The White Trash Café was one of the most colorful restaurants in Nashville. I went because someone invited me. A pastor from a church not far from there, but not too near either, invited me along with the rest of our minister’s group. The inside was almost as flamboyant as the out as the wallpaper was a mishmash of old album covers ranging from Andre Crouch to the Rolling Stones. Our server looked like he’d just come from living off the street and so did the owner.
We must have given ourselves away as a group of ministers. It was either our professional attire, our praying before the meal, or our over use of profanity during it that signaled we were clergy. You get a group of ministers together, confident that none of our congregants are around, and we can throw around more bad language than late-night HBO special just to prove that we can.
“How was your food?” the owner of the restaurant asked us.
“Good,” we all agreed. It was, though secretly I was hoping I would be able to say the same again in a couple of hours. It was the greasy food I love to have but that often has me for the rest of the day.
“How would you like to see Jesus?” he asked.
We didn’t know what to say. I wanted to explain to him that we were ministers, employed by churches, paid by congregations, so there was no way we wanted to actually see Jesus. We had master’s degrees in Christianity, were taught by professors and thought of ourselves as being like professors, tenured. We considered ourselves to be like Jesus’ disciples, though not Peter for he tried to walk on water. We thought of ourselves as similar to the other eleven, who, while Peter tried to walk on water, watched, and then when everyone was safe back in the boat, Peter and Jesus included, those disciples professed how amazing Jesus they was and that he surely must be the Son of God. As Professional Christians, we were more than happy to talk about Jesus, from a distance, but we had studied enough about Jesus to know just how dangerous Jesus could be. We were fine with seeing Jesus, but anytime you saw Jesus, whether in the Bible or 2,000 years since, there is a high likelihood that Jesus might see you. Once Jesus sees you, and says, “Follow me,” then life as you know it, as you worked for it, is probably over. Better to watch from a distance, stay in the boat, and if you can’t work it out, get paid for it. That’s our unspoken contract with our congregations. Keep church to an hour, go over an hour and Jesus might find you. So, get in. Pray. Get out, with a blessing. See Jesus? Sure. Can we get a guarantee he won’t see us?
Neither wanting to be like Peter trying to walk on water or denying him when confronted, we followed our restaurateur guide across the dining toward the restrooms and beyond toward the janitor’s closet. Before our host showed us Jesus, he held up a picture of Christ on the cross and asked us to look at it. We did. Then he slowly pulled it away like a curtain on The Price is Right, revealing what we’d won. There he was, above the mop bucket and mop, in the window. Just like the picture. Jesus on the cross.
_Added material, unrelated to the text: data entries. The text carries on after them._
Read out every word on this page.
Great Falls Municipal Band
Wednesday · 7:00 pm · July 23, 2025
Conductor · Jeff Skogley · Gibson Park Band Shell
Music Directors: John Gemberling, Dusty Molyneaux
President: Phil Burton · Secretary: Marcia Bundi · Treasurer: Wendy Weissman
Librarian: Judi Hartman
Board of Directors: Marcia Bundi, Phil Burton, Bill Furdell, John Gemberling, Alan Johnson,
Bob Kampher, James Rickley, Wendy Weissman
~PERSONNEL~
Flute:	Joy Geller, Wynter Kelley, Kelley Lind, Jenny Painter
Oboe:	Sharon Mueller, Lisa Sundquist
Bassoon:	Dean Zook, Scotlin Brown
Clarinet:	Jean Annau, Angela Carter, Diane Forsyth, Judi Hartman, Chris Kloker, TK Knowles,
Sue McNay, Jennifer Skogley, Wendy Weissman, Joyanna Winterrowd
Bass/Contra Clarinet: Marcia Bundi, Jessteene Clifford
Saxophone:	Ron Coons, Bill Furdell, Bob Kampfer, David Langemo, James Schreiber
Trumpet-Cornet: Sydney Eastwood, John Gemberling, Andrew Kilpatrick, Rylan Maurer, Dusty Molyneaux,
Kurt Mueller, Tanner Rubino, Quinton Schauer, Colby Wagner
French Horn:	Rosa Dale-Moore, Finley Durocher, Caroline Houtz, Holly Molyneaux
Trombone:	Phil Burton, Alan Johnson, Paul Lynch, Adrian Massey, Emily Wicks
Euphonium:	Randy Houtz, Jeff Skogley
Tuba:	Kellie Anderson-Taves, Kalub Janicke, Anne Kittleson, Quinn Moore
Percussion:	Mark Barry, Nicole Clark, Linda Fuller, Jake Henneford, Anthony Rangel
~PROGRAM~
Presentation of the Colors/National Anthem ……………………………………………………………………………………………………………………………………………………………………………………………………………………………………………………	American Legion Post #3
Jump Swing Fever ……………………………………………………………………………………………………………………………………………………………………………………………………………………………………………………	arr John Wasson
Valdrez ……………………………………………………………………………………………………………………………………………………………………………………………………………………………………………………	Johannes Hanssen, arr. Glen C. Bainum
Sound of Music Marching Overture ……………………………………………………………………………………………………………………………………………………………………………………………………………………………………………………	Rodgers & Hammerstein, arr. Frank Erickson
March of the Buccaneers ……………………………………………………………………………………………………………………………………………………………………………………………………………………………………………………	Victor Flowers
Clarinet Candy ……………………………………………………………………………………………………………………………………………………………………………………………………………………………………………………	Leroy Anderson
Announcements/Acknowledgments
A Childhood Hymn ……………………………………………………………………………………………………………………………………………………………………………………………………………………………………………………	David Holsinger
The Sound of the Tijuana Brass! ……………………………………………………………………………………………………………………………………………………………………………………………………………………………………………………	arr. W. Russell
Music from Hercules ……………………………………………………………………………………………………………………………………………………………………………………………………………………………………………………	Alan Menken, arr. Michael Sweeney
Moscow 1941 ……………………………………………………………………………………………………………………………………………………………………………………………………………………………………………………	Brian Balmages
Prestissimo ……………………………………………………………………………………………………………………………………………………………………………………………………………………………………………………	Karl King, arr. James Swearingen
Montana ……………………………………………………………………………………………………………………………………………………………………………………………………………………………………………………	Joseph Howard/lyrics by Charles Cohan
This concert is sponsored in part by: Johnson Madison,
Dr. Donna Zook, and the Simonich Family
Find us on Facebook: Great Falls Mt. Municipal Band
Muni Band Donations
http://media2.fdncms.com/nashville/imager/cafe-christ/u/original/1482404/smwhitetrashjesus.jpg
Now, whether or not you see Jesus in that bit of algae between two sheets of Plexiglass is up to you. Going to the restaurant two or three times and looking at a picture of a painting of the crucifixion right before you look at it does seem to aid nonbelievers in seeing the light, or seeing Jesus through the light. Whether or not this is an act of God, consequence of nature, or both, again, I leave up to you. What I have observed in my life is that too often I suffer from not seeing Jesus in the usual places than from seeing him in the unusual ones which leads me to the answer for the most popular question asked by churches and ministers, “How do we grow?” or, said another way, “How do we get people to come?”
The answer is in what I’m calling, The Parable of The White Trash Café. I went to the White Trash Café because someone invited me. Colorful though it was, I would have never gone in unless someone invited me, albeit it, dared me to go. Without that connection, I would have never gone. The second lesson of The Parable of The White Trash Café is this, I saw Jesus in the window because somebody showed him to me. It’s not a very complicated parable or a complicated solution to a painful problem throughout congregations across the country.
As churches, if you want to grow, follow the lesson of The White Trash Café. If you want to grow:
- Invite others.
- Show them Jesus.
Will you grow if you invite others to come and show them Jesus? Likely not. Jesus’ way in the Gospels is not magic but miraculous. Jesus’ way in the world also had him living in relative poverty and got him killed. If that’s what happened to Jesus, why do we think showing people Jesus will pay off our personal or congregational mortgages? Inviting others and showing them Jesus may or may not ease our congregational woes or even provide our pastoral pensions, but if we don’t do those two things, then likely we stopped being churches a long time ago. It’s not magical, it may or not be miraculous, and it may even at times be less interesting that algae between two window panes, regardless, it has and will always be, our calling. Invite others. Show them Jesus.
Sad to say, The White Trash Café closed, so, I guess it is up to the churches now. God help us.